Сталин взял со стола синий карандаш и что-то быстро записал на листе бумаги. Витя мельком заметил приклеенную к листу чёрно-белую фотографию. Свою собственную. Видимо, те три дня, пока Поскрёбышев решал его судьбу, ушли и на подготовку досье.
— Немцы? — уточнил Сталин.
— Конечно. Иосиф Виссарионович, я понимаю, что чудес не бывает. Нельзя разом перевооружить армию, нельзя из ничего сделать атомную бомбу: я потом про неё тоже расскажу.
— Это ты молодец, что понимаешь, — согласился Сталин.
— Но всё-таки информация — это огромная сила. Я был в той, будущей жизни строителем. Прорабом.
— Хорошая работа, — кивнул Сталин. — Нам надо много строить.

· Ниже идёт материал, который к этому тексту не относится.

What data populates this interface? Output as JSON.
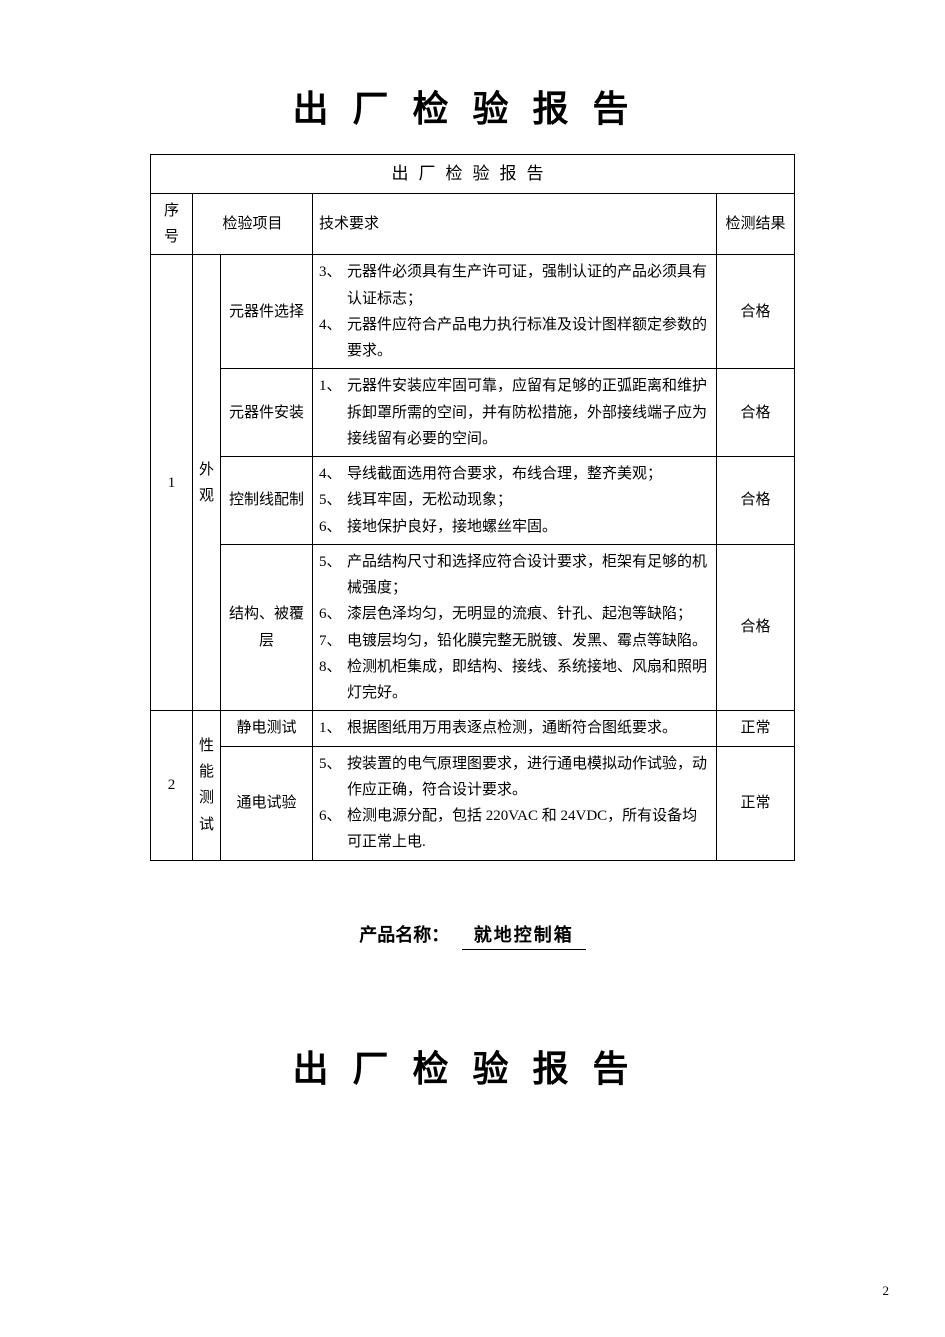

— Да, но лучше бы я был инженером, лучше бы физиком! — с горечью сказал Витя. — Эх: сколько знаний я мог бы передать: Но всё-таки кое-что я знаю, товарищ Сталин. Во-первых — дата начала войны. Нам надо нанести упреждающий удар по фашистам! Во-вторых — танк Т-34, автомат Калашникова, «Катюши», Курчатов и Королёв. Это очень важно! Курчатов с Королёвым не успеют, но после войны тоже всё это понадобится. И в третьих — надо расстрелять предателей. Тех, кто даст слабину во время войны или после неё. Я написал полный список, он у Александра Николаевича:
Сталин молча достал из папки лист, стал читать, посасывая уже погасшую трубку. Потом спросил:
— Хрущёва обязательно?
— В первую очередь! — с жаром сказал Витя. — Хотя нет. В первую очередь — Горбачёва. Я понимаю, ему пока всего девять лет, но он: вы не представляете:
— Подожди, пионер, — строго сказал Сталин. — Если человек предатель то он заслуживает наказания. Но если ты всего лишь знаешь, что человек может предать? Тем более — ребёнок малый! Надо перевоспитывать! Отдадим на воспитание в другую семью, к примеру. Будем приглядывать. Пусть до власти не дорвётся, а работает в колхозе, агрономом. Как считаешь? А для безопасности оставим указание органам — не допускать карьерного роста.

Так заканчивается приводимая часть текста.